According to this document the padded message has the following structure:
$EM \;= \; 0x00 \; || \; 0x02 \; || \; PS \; || \; 0x00 \; || \; M$
What is the purpose of this null byte at the beginning of the message?
After OS2IP decoding (also described in the document) to convert the message to a "bignum" I would expect this byte to be discarded, since a most significant byte of zero does not change the value of the number.
Also, when decoding the message, the standard document expects this zero byte to be present in the ouput too.
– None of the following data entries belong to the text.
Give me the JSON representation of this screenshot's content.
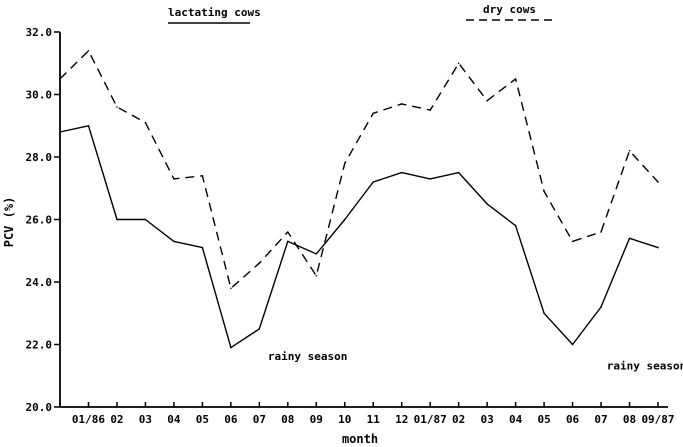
{
  "chart_data": {
    "type": "line",
    "title": "",
    "xlabel": "month",
    "ylabel": "PCV (%)",
    "ylim": [
      20.0,
      32.0
    ],
    "yticks": [
      "20.0",
      "22.0",
      "24.0",
      "26.0",
      "28.0",
      "30.0",
      "32.0"
    ],
    "categories": [
      "",
      "01/86",
      "02",
      "03",
      "04",
      "05",
      "06",
      "07",
      "08",
      "09",
      "10",
      "11",
      "12",
      "01/87",
      "02",
      "03",
      "04",
      "05",
      "06",
      "07",
      "08",
      "09/87"
    ],
    "series": [
      {
        "name": "lactating cows",
        "style": "solid",
        "values": [
          28.8,
          29.0,
          26.0,
          26.0,
          25.3,
          25.1,
          21.9,
          22.5,
          25.3,
          24.9,
          26.0,
          27.2,
          27.5,
          27.3,
          27.5,
          26.5,
          25.8,
          23.0,
          22.0,
          23.2,
          25.4,
          25.1
        ]
      },
      {
        "name": "dry cows",
        "style": "dashed",
        "values": [
          30.5,
          31.4,
          29.6,
          29.1,
          27.3,
          27.4,
          23.8,
          24.6,
          25.6,
          24.2,
          27.8,
          29.4,
          29.7,
          29.5,
          31.0,
          29.8,
          30.5,
          26.9,
          25.3,
          25.6,
          28.2,
          27.2
        ]
      }
    ],
    "annotations": [
      {
        "text": "rainy season",
        "index": 7.3,
        "value": 21.5
      },
      {
        "text": "rainy season",
        "index": 19.2,
        "value": 21.2
      }
    ],
    "grid": false,
    "legend_position": "top"
  }
}
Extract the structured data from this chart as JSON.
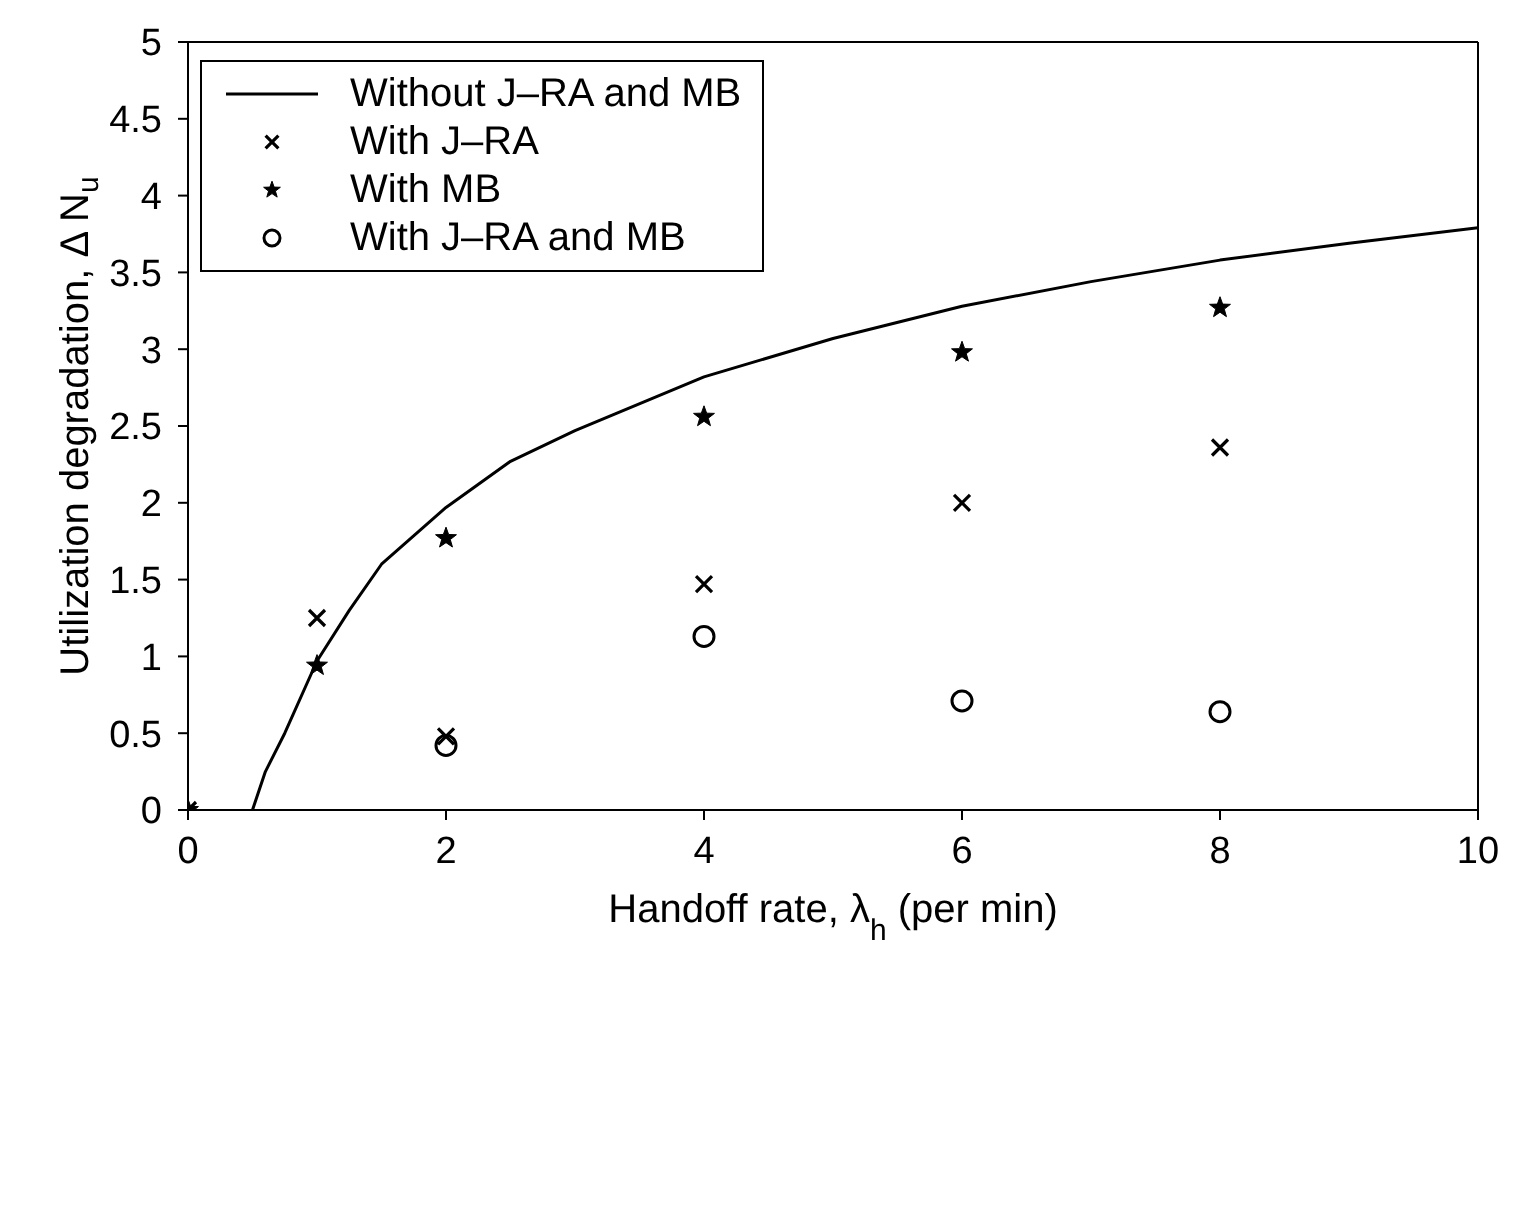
{
  "chart_data": {
    "type": "scatter",
    "xlabel": "Handoff rate, λ$_{h}$ (per min)",
    "ylabel": "Utilization degradation, Δ N$_{u}$",
    "xlim": [
      0,
      10
    ],
    "xticks": [
      0,
      2,
      4,
      6,
      8,
      10
    ],
    "ylim": [
      0,
      5
    ],
    "yticks": [
      0,
      0.5,
      1,
      1.5,
      2,
      2.5,
      3,
      3.5,
      4,
      4.5,
      5
    ],
    "grid": false,
    "legend": "top left",
    "series": [
      {
        "name": "Without J–RA and MB",
        "type": "line",
        "color": "#000000",
        "line_style": "solid",
        "marker": "none",
        "x": [
          0.5,
          0.6,
          0.75,
          1,
          1.25,
          1.5,
          2,
          2.5,
          3,
          4,
          5,
          6,
          7,
          8,
          9,
          10
        ],
        "values": [
          0,
          0.25,
          0.5,
          0.97,
          1.3,
          1.6,
          1.97,
          2.27,
          2.47,
          2.82,
          3.07,
          3.28,
          3.44,
          3.58,
          3.69,
          3.79
        ]
      },
      {
        "name": "With J–RA",
        "type": "scatter",
        "color": "#000000",
        "marker": "cross",
        "x": [
          0,
          1,
          2,
          4,
          6,
          8
        ],
        "values": [
          0,
          1.25,
          0.48,
          1.47,
          2.0,
          2.36
        ]
      },
      {
        "name": "With MB",
        "type": "scatter",
        "color": "#000000",
        "marker": "star",
        "x": [
          0,
          1,
          2,
          4,
          6,
          8
        ],
        "values": [
          0,
          0.94,
          1.77,
          2.56,
          2.98,
          3.27
        ]
      },
      {
        "name": "With J–RA and MB",
        "type": "scatter",
        "color": "#000000",
        "marker": "circle",
        "x": [
          2,
          4,
          6,
          8
        ],
        "values": [
          0.42,
          1.13,
          0.71,
          0.64
        ]
      }
    ]
  }
}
Why should a bignum routine preserve a zero leading digit?
Instructions for decoding the message are given in the document and quoted below.
If the first octet of EM does not have hexadecimal value 0x00, if the second octet of EM does not have hexadecimal value 0x02, if there is no octet with hexadecimal value 0x00 to separate PS from M, or if the length of PS is less than 8 octets, output "decryption error" and stop.
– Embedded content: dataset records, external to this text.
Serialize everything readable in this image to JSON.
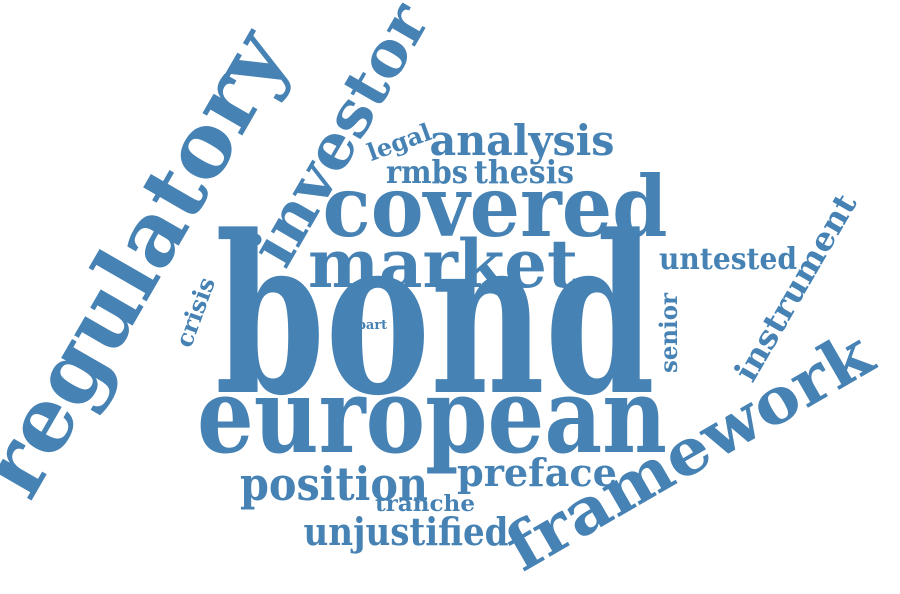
{
  "color": "#4682b4",
  "words": [
    {
      "text": "bond"
    },
    {
      "text": "european"
    },
    {
      "text": "covered"
    },
    {
      "text": "market"
    },
    {
      "text": "regulatory"
    },
    {
      "text": "investor"
    },
    {
      "text": "framework"
    },
    {
      "text": "analysis"
    },
    {
      "text": "legal"
    },
    {
      "text": "rmbs"
    },
    {
      "text": "thesis"
    },
    {
      "text": "untested"
    },
    {
      "text": "instrument"
    },
    {
      "text": "senior"
    },
    {
      "text": "crisis"
    },
    {
      "text": "part"
    },
    {
      "text": "position"
    },
    {
      "text": "preface"
    },
    {
      "text": "tranche"
    },
    {
      "text": "unjustified"
    }
  ]
}
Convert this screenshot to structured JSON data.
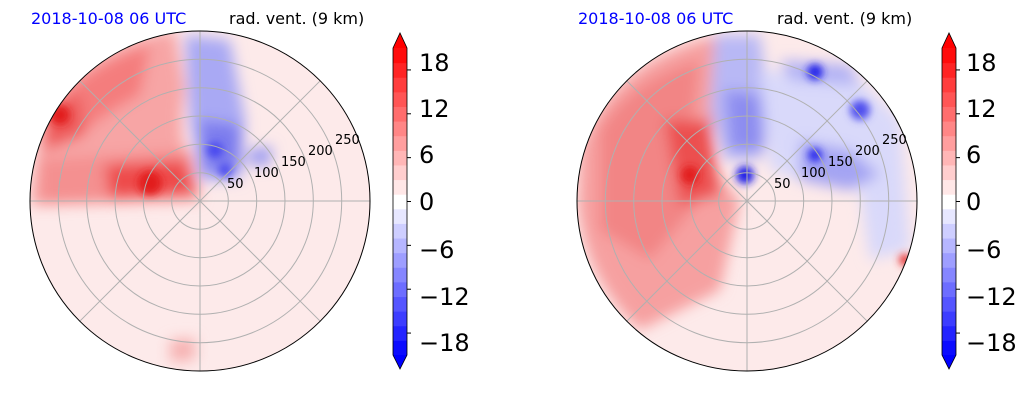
{
  "chart_data": [
    {
      "type": "heatmap",
      "projection": "polar",
      "date_label": "2018-10-08 06 UTC",
      "title": "rad. vent. (9 km)",
      "radial_ticks": [
        "50",
        "100",
        "150",
        "200",
        "250"
      ],
      "radial_values": [
        50,
        100,
        150,
        200,
        250
      ],
      "rmax": 300,
      "angular_grid_step_deg": 45,
      "colorbar": {
        "ticks": [
          "18",
          "12",
          "6",
          "0",
          "−6",
          "−12",
          "−18"
        ],
        "tick_values": [
          18,
          12,
          6,
          0,
          -6,
          -12,
          -18
        ],
        "range": [
          -21,
          21
        ],
        "colormap": "bwr",
        "extend": "both"
      },
      "features": [
        {
          "sign": "positive",
          "value": 14,
          "description": "northwest and west"
        },
        {
          "sign": "negative",
          "value": -12,
          "description": "north to northeast"
        }
      ]
    },
    {
      "type": "heatmap",
      "projection": "polar",
      "date_label": "2018-10-08 06 UTC",
      "title": "rad. vent. (9 km)",
      "radial_ticks": [
        "50",
        "100",
        "150",
        "200",
        "250"
      ],
      "radial_values": [
        50,
        100,
        150,
        200,
        250
      ],
      "rmax": 300,
      "angular_grid_step_deg": 45,
      "colorbar": {
        "ticks": [
          "18",
          "12",
          "6",
          "0",
          "−6",
          "−12",
          "−18"
        ],
        "tick_values": [
          18,
          12,
          6,
          0,
          -6,
          -12,
          -18
        ],
        "range": [
          -21,
          21
        ],
        "colormap": "bwr",
        "extend": "both"
      },
      "features": [
        {
          "sign": "positive",
          "value": 14,
          "description": "west half"
        },
        {
          "sign": "negative",
          "value": -14,
          "description": "north and east bands"
        }
      ]
    }
  ],
  "colors": {
    "date_label": "#0000ff",
    "positive": "#ff0000",
    "negative": "#0000ff",
    "zero": "#ffffff",
    "grid": "#b0b0b0"
  }
}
The first byte is 0x00, because some standards allow RSA key sizes $8b+1, b \in \Bbb Z_+$. Such key would have 0x01 at the first bit, but it is possible for almost all other bits to be zero. Thus, 0x00 as the first byte allows interoperability with all possible RSA key sizes.
NIST's recommendations and few other standards actually recommend only few specific key sizes, where usually the most significant bit is set so technically it would be possible to use shorter encoding.
The 0x02 is simply number describing what encoding and how RSA was used. Currently there are two commonly used choices: 0x01 (private-key operations [commonly signing]), 0x02 public key encryption. (In addition, 0x00 used to exists, but it is not in common use anymore.)